Roda gigante

Era uma roda gigante que toda noite aparecia em seus sonhos. Ela estava sozinha. Lá no alto, a roda parava e vinha uma vontade enorme de voar. Quando a roda se movia, ela acordava e se sentia mal. Esse sonho era repetitivo, porque diversão pra ela era como se fosse uma humilhação. Todos aqueles brinquedos, aqueles sorrisos... E a roda gigante com aquele tamanho... fazia com que ela se sentisse pequena no mundo e na vida!

Todos que vão à uma roda gigante nunca vão sozinhos. As cadeiras foram feitas para dois. Os engenheiros projetaram em meio a aço, parafusos, engrenagens e graxa espaço para casais românticos. Eles visualizaram os pedidos de casamentos, os primeiros beijos e, para os mais tímidos, o encostar das mãos.

Quando a corrente se fechou, o rapaz que substituía o técnico da roda gigante estranhou aquela menina, travestida de mulher, sentar-se sozinha; mas ele, meio bêbado, achou melhor não dizer nada, se quer brincar com a situação.

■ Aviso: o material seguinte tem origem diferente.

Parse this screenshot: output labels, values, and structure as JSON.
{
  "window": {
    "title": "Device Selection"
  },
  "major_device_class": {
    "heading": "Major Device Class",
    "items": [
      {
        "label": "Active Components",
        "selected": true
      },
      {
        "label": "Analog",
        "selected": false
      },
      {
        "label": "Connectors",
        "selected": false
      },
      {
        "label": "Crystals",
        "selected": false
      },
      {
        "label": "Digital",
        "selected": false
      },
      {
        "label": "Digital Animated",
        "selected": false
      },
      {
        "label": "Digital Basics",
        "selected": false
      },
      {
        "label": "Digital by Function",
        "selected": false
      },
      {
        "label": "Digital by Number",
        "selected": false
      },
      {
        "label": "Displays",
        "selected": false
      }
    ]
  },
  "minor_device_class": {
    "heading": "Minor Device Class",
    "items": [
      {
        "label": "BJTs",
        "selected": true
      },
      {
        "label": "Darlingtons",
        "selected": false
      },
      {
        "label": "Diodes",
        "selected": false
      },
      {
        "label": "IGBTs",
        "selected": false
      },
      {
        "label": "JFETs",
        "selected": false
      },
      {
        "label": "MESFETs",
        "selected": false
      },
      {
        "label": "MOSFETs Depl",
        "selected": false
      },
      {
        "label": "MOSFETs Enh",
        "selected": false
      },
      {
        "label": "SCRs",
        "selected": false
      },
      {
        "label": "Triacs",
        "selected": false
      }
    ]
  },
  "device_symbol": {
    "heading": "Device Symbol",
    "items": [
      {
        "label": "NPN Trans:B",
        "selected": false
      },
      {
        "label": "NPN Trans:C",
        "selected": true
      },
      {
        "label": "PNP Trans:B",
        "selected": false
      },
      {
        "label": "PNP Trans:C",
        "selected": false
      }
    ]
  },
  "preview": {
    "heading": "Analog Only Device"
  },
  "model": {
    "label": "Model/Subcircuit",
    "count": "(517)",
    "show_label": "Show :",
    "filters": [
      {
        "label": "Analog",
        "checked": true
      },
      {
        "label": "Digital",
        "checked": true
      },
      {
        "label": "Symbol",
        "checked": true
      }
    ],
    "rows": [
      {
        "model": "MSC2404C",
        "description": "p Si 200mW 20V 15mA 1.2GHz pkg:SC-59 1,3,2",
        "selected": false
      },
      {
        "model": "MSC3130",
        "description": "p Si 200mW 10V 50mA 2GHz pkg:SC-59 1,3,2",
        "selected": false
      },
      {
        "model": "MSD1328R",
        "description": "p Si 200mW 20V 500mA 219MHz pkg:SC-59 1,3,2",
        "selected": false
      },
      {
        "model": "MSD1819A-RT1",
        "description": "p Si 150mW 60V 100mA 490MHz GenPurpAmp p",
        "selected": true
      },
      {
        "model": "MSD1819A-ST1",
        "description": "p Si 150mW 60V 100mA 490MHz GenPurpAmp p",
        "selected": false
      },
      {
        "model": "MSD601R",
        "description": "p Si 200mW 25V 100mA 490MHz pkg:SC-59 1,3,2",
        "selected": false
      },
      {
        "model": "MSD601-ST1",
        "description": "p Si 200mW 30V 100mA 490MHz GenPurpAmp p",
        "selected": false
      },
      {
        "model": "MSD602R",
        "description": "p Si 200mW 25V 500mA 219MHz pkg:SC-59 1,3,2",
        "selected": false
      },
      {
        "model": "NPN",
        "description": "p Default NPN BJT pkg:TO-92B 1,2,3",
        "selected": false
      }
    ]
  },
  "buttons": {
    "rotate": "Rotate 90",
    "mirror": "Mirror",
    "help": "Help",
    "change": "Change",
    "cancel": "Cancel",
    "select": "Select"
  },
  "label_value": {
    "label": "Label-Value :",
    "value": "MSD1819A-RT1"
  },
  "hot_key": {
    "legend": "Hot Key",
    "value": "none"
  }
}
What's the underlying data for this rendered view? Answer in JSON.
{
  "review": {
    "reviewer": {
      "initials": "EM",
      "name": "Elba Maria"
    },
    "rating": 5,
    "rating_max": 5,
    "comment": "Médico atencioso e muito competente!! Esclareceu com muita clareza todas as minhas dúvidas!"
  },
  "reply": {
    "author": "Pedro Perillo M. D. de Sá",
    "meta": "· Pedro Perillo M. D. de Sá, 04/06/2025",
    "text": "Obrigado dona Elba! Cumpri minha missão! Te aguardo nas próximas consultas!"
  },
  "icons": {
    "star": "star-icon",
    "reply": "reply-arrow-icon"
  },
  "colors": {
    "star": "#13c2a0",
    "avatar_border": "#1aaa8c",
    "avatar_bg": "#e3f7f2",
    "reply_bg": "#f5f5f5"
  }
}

Por ser uma terça-feira e o movimento nesses dias ser bem menor, não considerou a situação tão atípica.

O brinquedo parecia ainda maior com tão poucas pessoas, na verdade, eram apenas ela e mais três casais.

Começou a rodar...

Na primeira volta, depois de ver a cidade toda apagada, as luzes dos postes e as lâmpadas amarelas do parque, ela se sentiu bem. Era uma brisa gostosa. A altura lhe casou um bem estar, uma calma.

Na segunda volta, ela olhou para baixo e viu um casal feliz se beijando. Não dava para ouvir o que eles diziam. A roda, nesse momento, pareceu se agingantar e, em um repente, parou. Ela não conseguia tirar os olhos do casal apaixonado.

Seu coração se fechou. O ódio tomou conta de seu corpo. Os dentes cerraram. A boca roxa tremia. Agora o frio a possuía por inteiro!

Finalmente a roda gigante se movimentou, foi um alívio!

A decisão já estava tomada: seria sua última volta!

Ela se certificou que o parque já estava fechado. Era ela, os três casais e o rapazinho bêbado que ligava e desligava o brinquedo.

A roda gigante parou. O ângulo era o certo. Foi exatamente como planejara... calmamente ela se levantou. Não houve gritos, nenhum barulho se quer!

Os felizes casais colocaram a mão na boca. Incrédulos! O bêbado que apertava o botão, esfregou os olhos para ter a certeza de que não era delírio do álcool.

Contudo, a única coisa que restou foi a dúvida. Por que meu Deus? Por quê?